For anybody who might have missed it, peel through the results of the men’s 200 free relay between Virginia and Duke from this weekend in Durham, and you might notice some unfamiliar names on the Cavaliers’ ‘E’ relay.
Carl Buergler, Colby Shinholser, Jordan Sacks, and JB Kolod combined for a 1:41.41 (averaging 25.3′s). In normal circumstances, that would be a laughable time for a major Division I program; in these circumstances chalk me up as impressed. That’s because those four are all divers. The splits included a 23.42 leadoff from Carl Buergler and a 24.54 anchor from JB Kolod. (Shinholser’s goggles fell off, and he still split a 26).

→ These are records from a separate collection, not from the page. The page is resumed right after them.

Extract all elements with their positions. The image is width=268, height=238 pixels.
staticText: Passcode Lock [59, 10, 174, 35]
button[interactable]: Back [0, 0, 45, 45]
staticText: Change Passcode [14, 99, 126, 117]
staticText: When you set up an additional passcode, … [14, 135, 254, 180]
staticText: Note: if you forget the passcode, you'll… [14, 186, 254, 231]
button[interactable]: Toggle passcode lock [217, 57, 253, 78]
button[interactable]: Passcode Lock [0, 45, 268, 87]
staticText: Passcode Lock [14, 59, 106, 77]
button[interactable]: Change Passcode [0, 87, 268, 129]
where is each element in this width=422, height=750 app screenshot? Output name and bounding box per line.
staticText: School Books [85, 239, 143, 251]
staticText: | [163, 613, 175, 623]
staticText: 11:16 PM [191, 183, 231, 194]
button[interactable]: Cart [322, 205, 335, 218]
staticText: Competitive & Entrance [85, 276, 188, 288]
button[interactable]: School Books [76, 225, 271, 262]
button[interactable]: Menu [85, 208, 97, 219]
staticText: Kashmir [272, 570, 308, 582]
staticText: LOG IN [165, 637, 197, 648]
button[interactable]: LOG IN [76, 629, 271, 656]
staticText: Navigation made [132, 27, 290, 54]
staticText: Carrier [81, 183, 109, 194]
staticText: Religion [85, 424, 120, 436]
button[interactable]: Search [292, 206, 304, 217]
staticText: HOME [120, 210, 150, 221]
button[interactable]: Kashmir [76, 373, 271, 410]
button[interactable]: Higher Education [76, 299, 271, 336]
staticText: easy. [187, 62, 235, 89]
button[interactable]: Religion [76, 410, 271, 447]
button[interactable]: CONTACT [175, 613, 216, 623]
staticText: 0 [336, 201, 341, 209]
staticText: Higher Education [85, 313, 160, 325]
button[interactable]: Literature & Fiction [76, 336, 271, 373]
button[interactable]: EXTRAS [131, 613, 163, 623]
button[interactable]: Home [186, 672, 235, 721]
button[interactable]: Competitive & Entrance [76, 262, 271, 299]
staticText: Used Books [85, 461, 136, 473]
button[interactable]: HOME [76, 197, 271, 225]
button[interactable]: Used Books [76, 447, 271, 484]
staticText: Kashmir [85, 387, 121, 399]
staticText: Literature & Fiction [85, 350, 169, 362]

For those who have never tried putting their divers in a race (though, we’ll see it from time-to-time in intrasquad meets where points and lane-fillers are at a premium), those are pretty impressive times. Especially Buergler’s 23.42.
Kolod himself could (should) be an All-American on the boards, and his obvious athleticism will play a factor in that. I swam for two years with a swimmer/diver in high school, though at that point his swimming took off to the point where it was no longer worth burning an individual event on diving. I coach a diver who this year has begun coming to swim practice and has swum a few races for us as well (and scored a few points, at that).
For anyone who would brush this off as unimpressive, don’t underestimate the value of divers stepping up like this on the psyche of a team. That’s the sort of thing that can really build the “team-first” mentality and show unification between two groups that can sometimes be at odds.
Virginia would win the dual meet 153-140 after exhibitioning the last several races.